Selection of risk associated genetic variants (SNPs)
Replication in independent populations
Genetic risk variants are most commonly discovered in so called case-control studies, i.e. where deviations in the genetic code are observed between a set of patients and a set of healthy controls. It is important that the association of SNP markers with a particular disease be widely replicated in independent populations from different medical centers or countries. Otherwise, there will be concern that the initial observation is not applicable beyond the study population, or more likely, is incorrect false positive risk association. Since there is always a certain uncertainty in the risk estimate in each study, the definition of a successful replication does mean that the difference in the estimates is within the statistical confidence intervals. Only studies that are statistically well powered and published in respected scientific journals are accepted.

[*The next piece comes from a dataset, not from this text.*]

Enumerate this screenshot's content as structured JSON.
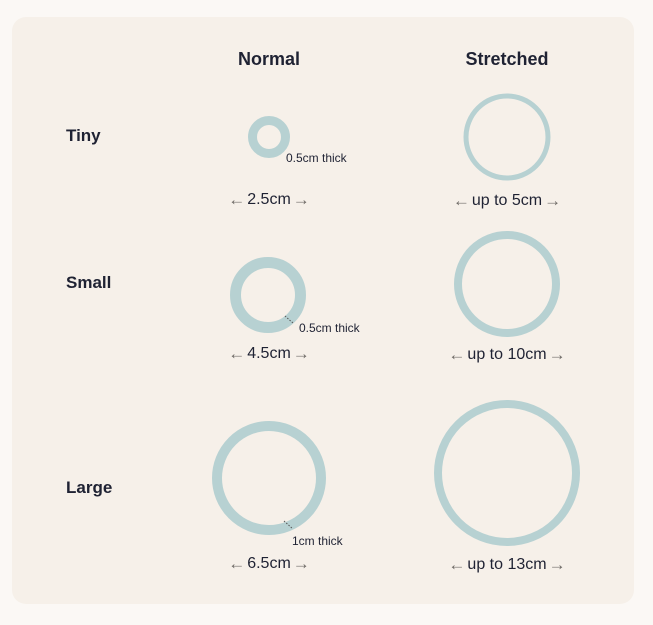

When results from multiple populations are combined, the odds-ratio is either derived using a standard statistical procedure based on the Mantel-Haenszel model or the most informative study is taken as a reference.
Replication in at least two independent equivalently defined populations of patients and controls is the most important principle of clinical validation.
Ethnicity variability
Most of the disease associating markers currently used to assess risk have first been discovered and replicated in white populations of European descent, but some of the markers have also been replicated in other ethnic groups. Since the risk of a given variant can differ substantially between ethnic groups, independent replication and risk assessment must be carried out for each ethnic group. Thus, for all diseases, ethnicity-specific reports should be issued based on markers that have been validated in those major ethnic groups such as whites of European descent, Asians (East Asians), African-American, and Hispanic whites.
Identification of the disease associated risk allele
In various publications, the identity of the SNP risk allele can be ambiguous. This problem arises for certain SNP variant combinations (A/T and G/C) because the reverse complimentary nature of DNA and the fact that the reference genome sequence may not have been stable when the SNP was defined. If the particular region of the genome has been reversed, between reference builds of the genome at the time of discovery and the time of application, chances are that the risk allele has been switched. So called TOP/BOT method, defined by Illumina, that uses the actual SNP polymorphism (the contextual sequence surrounding the SNP) to designate the allele and strand provides a remedy to this problem. Nevertheless, selection of the correct risk allele is a major quality control step in the development of our genetic tests. We compare the reported allele frequencies in publications with information based on our measurements in our extensive proprietary research database and with the public HapMap database. The SNP alleles reported by us are however according to the dbSNP strand definition of the marker.
Selection of surrogate markers
In some instances when SNP chips are used for genotyping, the disease associating marker described in the literature is not present on the chip. Often, a surrogate marker that correlates strongly with the risk marker can be used to assess the risk. Only markers that have excellent correlation with the reported disease associated marker (r2 greater than 0.98 based on the appropriate ethnic dataset) are used. In some publications, specific odds-ratios for the suboptimal surrogates are reported as well. In such case, these odds-ratios are used to determine the risk, otherwise, the odds-ratios are assumed to be identical. In selected diseases, deCODE uses a non-chip based technology (e.g. the Nanogen Centaurus assays) to capture key risk SNPs that are not properly represented on the chip platform.